Ini merupakan sebutan universal sifat Allah, yang melintasi batas kesukuan dan bangsa
berlandaskan pada ketentuan keimanan. Seseorang tentunya tidak akan dapat menempel buah
mangga yang gemuk atau subur pada satu cabang berduri dari sebatang pohon kaktus yang
rapuh.

KESIMPULAN

Orientalis merupakan studi yang dilakukan intelektual Barat untuk mempelajari situasi Timur;
khususnya yang menyangkut sejarah, agama, bahasa, etika, seni, tradisi, dan adat-kebiasaannya.
Adapun kegiatan orientalis itu sendiri sudah ada sejak lama, yaitu sejak abad kesepuluh Masehi.
Sebenarnya, orientalis yang termasuk pertama kali menunjukkan Al ¬Qur’an sangat terpengaruh
dengan ajaran-ajaran Kristen, adalah Wright dengan karyanya Early Christianity in Arabia
(1855). Teori pengaruh Kristen terhadap Al-Qur’an dikem¬bangkan lagi oleh Louis Cheikho (m.
1927) dalam karyanya berjudul AI-Nasraniyyah wa adabuha bayn `Arab al¬ Jahiliyyah. Cheikho
mengkaji secara mendalam literatur Kristen yang ada di dunia Arab. Dalam perkembangan pada
abad kekinian, sebenarnya orientalis memunculkan beberapa tokoh seperti : Bergtrasser, Jeffery,
Mingana, Pretzl, Tisdal.

Dalam pendekatanya terhadap Al Qur’an, para orientalis memakai orientalis metodologi yaitu:
Pendekatan historis, Pendekatan Fenomenologis, Pendekatan Historis-Fenomenologis. Salah satu
tudingan orientalis yang cukup fundamental yakni, mengatakan bahwa al-Qur’an hasil dari
buatan Muhamad bukan termasuk wahyu, ini dapat dipatahkan dengan ayat yang berbunyi,“Jika
kalian tetap ragu terhadap apa yang telah kami turunkan kepada hambaku, maka datanglanlah
satu surat yang semisalnya. Dan ajaklah penolong kalian selain Allah, jika kalian termasuk orang
yang benar”. Tidak hanya itu al-Qur’an juga menetang dengan beberapa pengagalan ayat lain,
yang lebih ringan dari kandungan ayat tersebut. Sedangkan bukti sejarah tidak pernah ada orang
maupun makhluk yang lain yang bisa menandingi al-Qur’an.. Tudingan yang cukup tajam
dilontarkan oleh Arthur Jeffery, yang mengatakan bahwa muatan hukum al-Qur’an tidak
humanis dan menyeleweng dari moral, seperti hukum rajam, qishas, dan praktik poligami.
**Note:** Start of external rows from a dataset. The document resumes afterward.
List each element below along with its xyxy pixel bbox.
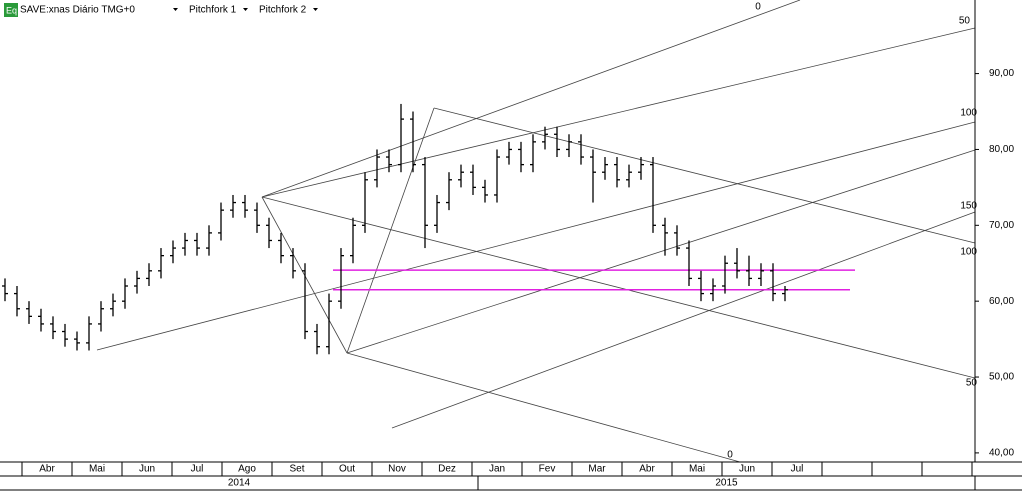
- symbol-icon[interactable]: [4, 3, 18, 17]
- x-tick-label: Out: [339, 464, 355, 475]
- x-tick-label: Jun: [739, 464, 755, 475]
- pitchfork-label: 0: [755, 2, 761, 13]
- pitchfork-label: 50: [966, 378, 978, 389]
- pitchfork-line: [261, 0, 801, 198]
- x-tick-label: Abr: [39, 464, 55, 475]
- pitchfork-line: [391, 211, 976, 429]
- y-tick-label: 50,00: [989, 372, 1014, 383]
- pitchfork-line: [261, 27, 976, 198]
- pitchfork-label: 0: [727, 450, 733, 461]
- x-tick-label: Jun: [139, 464, 155, 475]
- dropdown-arrow[interactable]: [173, 8, 178, 11]
- pitchfork-lines: [96, 0, 976, 463]
- pitchfork-label: 50: [959, 16, 971, 27]
- x-tick-label: Set: [289, 464, 304, 475]
- pitchfork-line: [346, 149, 976, 354]
- y-tick-label: 70,00: [989, 220, 1014, 231]
- pitchfork-line: [96, 121, 976, 351]
- tool-label[interactable]: Pitchfork 2: [259, 5, 307, 16]
- tool-label[interactable]: Pitchfork 1: [189, 5, 237, 16]
- pitchfork-label: 100: [960, 247, 977, 258]
- x-tick-label: Mai: [689, 464, 705, 475]
- x-tick-label: Fev: [539, 464, 556, 475]
- icon-label: Eq: [6, 5, 17, 15]
- x-tick-label: Abr: [639, 464, 655, 475]
- x-tick-label: Ago: [238, 464, 256, 475]
- x-tick-label: Jul: [791, 464, 804, 475]
- x-tick-label: Jul: [191, 464, 204, 475]
- y-tick-label: 80,00: [989, 144, 1014, 155]
- x-tick-label: Jan: [489, 464, 505, 475]
- y-tick-label: 90,00: [989, 68, 1014, 79]
- x-tick-label: Mar: [588, 464, 606, 475]
- pitchfork-line: [346, 352, 741, 463]
- pitchfork-line: [261, 196, 976, 379]
- pitchfork-line: [433, 107, 976, 244]
- y-tick-label: 60,00: [989, 296, 1014, 307]
- toolbar: Eq SAVE:xnas Diário TMG+0 Pitchfork 1 Pi…: [4, 3, 318, 17]
- x-tick-label: Mai: [89, 464, 105, 475]
- dropdown-arrow[interactable]: [313, 8, 318, 11]
- pitchfork-line: [346, 107, 435, 354]
- year-label: 2015: [715, 478, 738, 489]
- pitchfork-label: 100: [960, 108, 977, 119]
- x-tick-label: Nov: [388, 464, 406, 475]
- symbol-label[interactable]: SAVE:xnas Diário TMG+0: [20, 5, 135, 16]
- y-tick-label: 40,00: [989, 448, 1014, 459]
- x-tick-label: Dez: [438, 464, 456, 475]
- year-label: 2014: [228, 478, 251, 489]
- pitchfork-label: 150: [960, 201, 977, 212]
- dropdown-arrow[interactable]: [243, 8, 248, 11]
Selain dari dua hal diatas, beberapa orientalis pun melontarkan beberapa tudingan seperti :

1) Tudingan tentang keberadaan kompilasi Al Qur’an pada zaman Abu bakar dan Utsman; maka
para pemikir islam menjawabnya dengan beberapa fakta sejarah. Dan para ulama lebih
menekankan bahwasanya, Abu bakar atau pun Utsman melakukan pengumpulan ayat Al Qur’an
agar para sahabat tidak berbeda pendapat dalam hal penafsiran ataupun penyusunan makna.

2) Tudingan yang lainnya, yaitu tentang penyesuaian kata yang menganggap Muhammad salah
dalam pelafalan atau pun penulisan beberapa kata. Hal ini disanggah oleh para ulama
bahwasanya, segala hal yang berkenaan denan nama ataupun istilah, kembali pada hal yang
fundamental,yakni bahasa yang digumnakan Al Qur’an dan menakan kan kembali bahwasanya
Al Qur’an walaubagaimanapun bukaj karangan Muhammad.

3) Para orientalis pun menuding bahwa Al Qur’an sebaai pemalsuan terhadap Injil, tentunya hal
ini membuat ulama kembali mengeluarkan ayat-ayat yang berkenaan dengan kehebatan Al
Qur’an dibanding kitab-kitab lainnya.

Segala sesuatu yang berhubungan dengan yang berkaitan dengan pemikiran orientalis terhadap
Al Qur’an, pada akhirnya seperti “Senjata Makan Tuan”, karena dengan semakin mereka
mencari kesalahan Al Qur’an, maka sebenarnya merekan akan semakin mempercayai
keberadaan Al Qur’an dan kehebatannya deibandingkan dengan kitab lainnya di muka bumi ini.

Dengan ini penulis berharap tulisan ini dapat bermanfaat bagi setiap orang yang membacanya.